Selain itu, Ia juga memaparkan setidaknya ada empat hal konkret yang akan didapatkan Indonesia melalui hydro diplomacy, seperti penetapan hari danau sedunia.
“Pertama, terhadap penetapan hari danau sedunia ini kita sudah lakukan lobi di berbagai kesempatan, termasuk PBB karena deklarasi hari internasional ini kita dorong untuk bisa disahkan di semester kedua tahun ini di New York,” papar Tri.
Kemudian, sebagai negara kepulauan, Indonesia hendak mencapai suatu konsep pengelolaan sumber daya air secara terintegrasi di pulau-pulau kecil. Ketiga, ada penetapan rancangan terkait isu ketahanan air dan iklim.
“Keempat, untuk pertama kalinya dalam pertemuan World Water Forum di Bali akan meluncurkan satu ringkasan dari proyek-proyek yang konkret yang saat ini tengah dikurasi oleh pemerintah Indonesia,” tukasnya.

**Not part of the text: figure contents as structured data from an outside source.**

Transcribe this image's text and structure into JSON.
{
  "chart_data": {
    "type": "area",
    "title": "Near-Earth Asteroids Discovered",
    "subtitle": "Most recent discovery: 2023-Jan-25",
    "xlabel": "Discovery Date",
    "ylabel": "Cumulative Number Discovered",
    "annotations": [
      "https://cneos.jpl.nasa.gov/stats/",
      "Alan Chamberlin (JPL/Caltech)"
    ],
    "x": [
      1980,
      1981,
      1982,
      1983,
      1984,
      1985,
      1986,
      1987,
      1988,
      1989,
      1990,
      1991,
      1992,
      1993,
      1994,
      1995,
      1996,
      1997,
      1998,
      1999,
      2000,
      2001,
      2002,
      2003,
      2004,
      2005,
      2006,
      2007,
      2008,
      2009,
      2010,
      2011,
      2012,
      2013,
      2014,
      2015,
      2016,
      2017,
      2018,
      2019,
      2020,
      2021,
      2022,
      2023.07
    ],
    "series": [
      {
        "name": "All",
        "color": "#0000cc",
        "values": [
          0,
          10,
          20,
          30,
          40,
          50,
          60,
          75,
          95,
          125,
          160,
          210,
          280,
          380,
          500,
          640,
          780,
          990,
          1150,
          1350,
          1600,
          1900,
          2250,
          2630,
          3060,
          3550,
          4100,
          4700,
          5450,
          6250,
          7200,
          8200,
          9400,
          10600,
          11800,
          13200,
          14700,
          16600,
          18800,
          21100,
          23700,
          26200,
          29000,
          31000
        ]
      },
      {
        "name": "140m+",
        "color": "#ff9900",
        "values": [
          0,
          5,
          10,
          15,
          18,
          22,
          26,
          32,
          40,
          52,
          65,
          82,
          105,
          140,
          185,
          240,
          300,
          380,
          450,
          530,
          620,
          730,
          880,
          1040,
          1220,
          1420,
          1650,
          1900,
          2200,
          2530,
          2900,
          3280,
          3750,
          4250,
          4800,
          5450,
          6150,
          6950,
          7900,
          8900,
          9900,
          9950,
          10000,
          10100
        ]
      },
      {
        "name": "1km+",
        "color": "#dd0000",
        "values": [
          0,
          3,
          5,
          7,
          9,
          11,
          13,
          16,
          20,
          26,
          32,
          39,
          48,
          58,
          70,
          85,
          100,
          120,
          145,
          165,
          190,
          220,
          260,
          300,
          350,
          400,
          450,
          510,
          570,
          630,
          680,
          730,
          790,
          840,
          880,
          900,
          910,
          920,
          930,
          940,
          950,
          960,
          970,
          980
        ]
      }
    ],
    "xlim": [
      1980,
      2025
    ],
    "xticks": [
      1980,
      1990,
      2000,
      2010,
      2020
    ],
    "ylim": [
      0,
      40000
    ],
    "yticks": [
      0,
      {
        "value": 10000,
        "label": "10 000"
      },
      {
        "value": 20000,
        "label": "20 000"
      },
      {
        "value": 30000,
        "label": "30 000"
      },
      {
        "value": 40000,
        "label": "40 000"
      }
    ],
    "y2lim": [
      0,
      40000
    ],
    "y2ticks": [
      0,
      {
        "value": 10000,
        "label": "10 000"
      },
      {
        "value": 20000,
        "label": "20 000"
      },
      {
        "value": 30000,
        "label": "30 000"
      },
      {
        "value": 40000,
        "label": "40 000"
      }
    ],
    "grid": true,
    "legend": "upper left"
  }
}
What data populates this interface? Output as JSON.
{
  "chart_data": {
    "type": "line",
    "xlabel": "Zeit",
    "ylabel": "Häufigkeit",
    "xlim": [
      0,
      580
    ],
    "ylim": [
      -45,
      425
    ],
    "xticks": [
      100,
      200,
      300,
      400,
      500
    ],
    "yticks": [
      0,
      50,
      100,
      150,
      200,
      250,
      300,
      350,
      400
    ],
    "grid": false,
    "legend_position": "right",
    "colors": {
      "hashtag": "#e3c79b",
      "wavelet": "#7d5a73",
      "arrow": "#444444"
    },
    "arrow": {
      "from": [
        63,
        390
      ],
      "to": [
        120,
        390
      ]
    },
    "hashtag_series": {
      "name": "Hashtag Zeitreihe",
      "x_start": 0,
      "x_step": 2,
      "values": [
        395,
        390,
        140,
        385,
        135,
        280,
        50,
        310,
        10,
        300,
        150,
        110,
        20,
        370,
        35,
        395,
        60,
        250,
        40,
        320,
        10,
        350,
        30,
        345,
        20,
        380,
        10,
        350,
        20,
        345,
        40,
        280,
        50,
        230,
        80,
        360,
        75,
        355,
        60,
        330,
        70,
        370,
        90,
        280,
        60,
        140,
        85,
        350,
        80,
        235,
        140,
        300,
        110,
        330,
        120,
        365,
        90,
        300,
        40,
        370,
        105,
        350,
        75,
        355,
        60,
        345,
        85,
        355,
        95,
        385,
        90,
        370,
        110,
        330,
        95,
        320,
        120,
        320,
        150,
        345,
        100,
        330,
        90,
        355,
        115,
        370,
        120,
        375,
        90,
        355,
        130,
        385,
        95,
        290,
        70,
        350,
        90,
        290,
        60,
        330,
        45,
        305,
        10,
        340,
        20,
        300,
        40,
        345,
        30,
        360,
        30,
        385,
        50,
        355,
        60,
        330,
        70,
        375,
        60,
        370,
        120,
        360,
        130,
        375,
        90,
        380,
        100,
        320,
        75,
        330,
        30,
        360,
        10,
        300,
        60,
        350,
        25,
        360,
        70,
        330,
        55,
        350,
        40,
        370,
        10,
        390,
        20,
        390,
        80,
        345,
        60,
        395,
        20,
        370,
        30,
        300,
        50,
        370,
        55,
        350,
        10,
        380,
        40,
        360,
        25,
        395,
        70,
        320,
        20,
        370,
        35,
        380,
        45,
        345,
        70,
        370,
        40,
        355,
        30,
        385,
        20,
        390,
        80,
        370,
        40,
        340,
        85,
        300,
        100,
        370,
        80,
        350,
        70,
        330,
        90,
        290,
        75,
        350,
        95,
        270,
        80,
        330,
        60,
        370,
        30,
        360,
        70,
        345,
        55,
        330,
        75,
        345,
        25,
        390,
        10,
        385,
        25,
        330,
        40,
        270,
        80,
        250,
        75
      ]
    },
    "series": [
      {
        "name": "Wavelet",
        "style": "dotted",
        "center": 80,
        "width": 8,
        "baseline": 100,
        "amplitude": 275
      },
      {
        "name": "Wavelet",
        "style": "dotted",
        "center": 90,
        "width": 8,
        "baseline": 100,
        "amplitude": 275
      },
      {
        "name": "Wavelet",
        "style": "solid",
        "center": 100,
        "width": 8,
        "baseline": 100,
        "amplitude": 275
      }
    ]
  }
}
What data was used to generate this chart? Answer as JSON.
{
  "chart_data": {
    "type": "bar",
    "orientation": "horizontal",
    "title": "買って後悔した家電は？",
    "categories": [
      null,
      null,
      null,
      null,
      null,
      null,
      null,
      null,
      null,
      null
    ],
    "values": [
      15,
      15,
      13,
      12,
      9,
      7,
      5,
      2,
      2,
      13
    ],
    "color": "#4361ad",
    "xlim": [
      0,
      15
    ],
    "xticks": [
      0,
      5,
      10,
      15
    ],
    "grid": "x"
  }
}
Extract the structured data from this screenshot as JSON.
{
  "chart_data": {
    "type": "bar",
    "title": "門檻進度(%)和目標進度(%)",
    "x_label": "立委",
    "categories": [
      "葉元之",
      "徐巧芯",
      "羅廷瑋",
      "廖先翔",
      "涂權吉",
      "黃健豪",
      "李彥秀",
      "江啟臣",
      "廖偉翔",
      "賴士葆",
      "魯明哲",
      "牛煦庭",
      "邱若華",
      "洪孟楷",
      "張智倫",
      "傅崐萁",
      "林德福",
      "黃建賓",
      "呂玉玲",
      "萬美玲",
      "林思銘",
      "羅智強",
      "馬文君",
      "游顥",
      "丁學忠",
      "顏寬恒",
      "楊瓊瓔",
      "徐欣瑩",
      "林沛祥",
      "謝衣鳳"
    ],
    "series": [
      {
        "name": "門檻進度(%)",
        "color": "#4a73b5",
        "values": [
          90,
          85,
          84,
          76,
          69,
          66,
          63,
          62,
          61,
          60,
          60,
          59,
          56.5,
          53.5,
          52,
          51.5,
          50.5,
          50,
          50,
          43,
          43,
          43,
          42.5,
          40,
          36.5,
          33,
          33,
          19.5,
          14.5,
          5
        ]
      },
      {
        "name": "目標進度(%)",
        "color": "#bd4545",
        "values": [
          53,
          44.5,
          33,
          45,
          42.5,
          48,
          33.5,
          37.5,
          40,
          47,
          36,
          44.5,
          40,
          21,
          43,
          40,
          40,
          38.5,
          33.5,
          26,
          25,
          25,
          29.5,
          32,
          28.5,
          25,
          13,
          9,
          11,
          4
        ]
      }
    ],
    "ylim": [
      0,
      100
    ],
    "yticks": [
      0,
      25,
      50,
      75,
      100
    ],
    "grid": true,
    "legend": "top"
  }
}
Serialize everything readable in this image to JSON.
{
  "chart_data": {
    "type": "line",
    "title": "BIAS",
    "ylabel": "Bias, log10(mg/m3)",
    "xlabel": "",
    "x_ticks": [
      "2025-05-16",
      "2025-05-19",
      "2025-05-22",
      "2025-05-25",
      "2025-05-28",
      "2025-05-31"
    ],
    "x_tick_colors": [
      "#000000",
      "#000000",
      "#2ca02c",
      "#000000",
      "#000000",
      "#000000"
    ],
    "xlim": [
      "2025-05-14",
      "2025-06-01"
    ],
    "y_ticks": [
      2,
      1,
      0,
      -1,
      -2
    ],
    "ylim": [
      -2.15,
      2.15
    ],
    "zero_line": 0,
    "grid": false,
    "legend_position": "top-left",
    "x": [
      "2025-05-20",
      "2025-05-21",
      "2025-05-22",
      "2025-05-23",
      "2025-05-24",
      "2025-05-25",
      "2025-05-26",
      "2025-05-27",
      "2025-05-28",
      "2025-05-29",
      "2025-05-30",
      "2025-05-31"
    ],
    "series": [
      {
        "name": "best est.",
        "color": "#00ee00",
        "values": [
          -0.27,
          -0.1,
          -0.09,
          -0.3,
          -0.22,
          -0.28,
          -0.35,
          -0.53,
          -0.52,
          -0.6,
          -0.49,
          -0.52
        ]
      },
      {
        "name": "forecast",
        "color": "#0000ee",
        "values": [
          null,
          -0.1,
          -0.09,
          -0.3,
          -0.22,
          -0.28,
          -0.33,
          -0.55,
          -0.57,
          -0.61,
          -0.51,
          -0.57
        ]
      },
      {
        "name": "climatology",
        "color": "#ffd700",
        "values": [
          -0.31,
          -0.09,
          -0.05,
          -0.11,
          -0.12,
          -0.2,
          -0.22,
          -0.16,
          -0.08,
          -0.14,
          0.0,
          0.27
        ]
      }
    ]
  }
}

Nantinya ajang World Water Forum akan diselenggarakan pada 18-25 Mei 2024 di Bali. Forum ini melibatkan 172 negara di dunia yang akan membahas persoalan tentang potensi sumber daya air di dunia.
Di Indonesia, sumber daya air tidak hanya dimanfaatkan untuk memenuhi kebutuhan masyarakat, seperti pertanian hingga pariwisata, tetapi juga lekat dengan kehidupan spiritual dan kultural.
Menurut pemberitaan Disway sebelumnya, pertemuan World Water Forum ini berlangsung dengan tiga pendekatan yakni Thematic Process, yaitu memberikan landasan substantif pada isu atau permasalahan air, Regional Process yaitu memberikan perspektif tentang air dari semua region, serta Political Process yang menyediakan platform untuk berdiskusi dengan pemangku kepentingan.
BALI PERCONTOHAN
Pengelolaan air tradisional menjadi salah satu hal yang nantinya akan diperkenalkan oleh Indonesia di ajang World Water Forum (WWF) ke 10 di Bali. Tri Tharyat mengatakan langkah tersebut merupakan wujud diplomasi air atau hydro diplomacy Indonesia untuk mengetahui pentingnya menjaga sumber daya air dunia.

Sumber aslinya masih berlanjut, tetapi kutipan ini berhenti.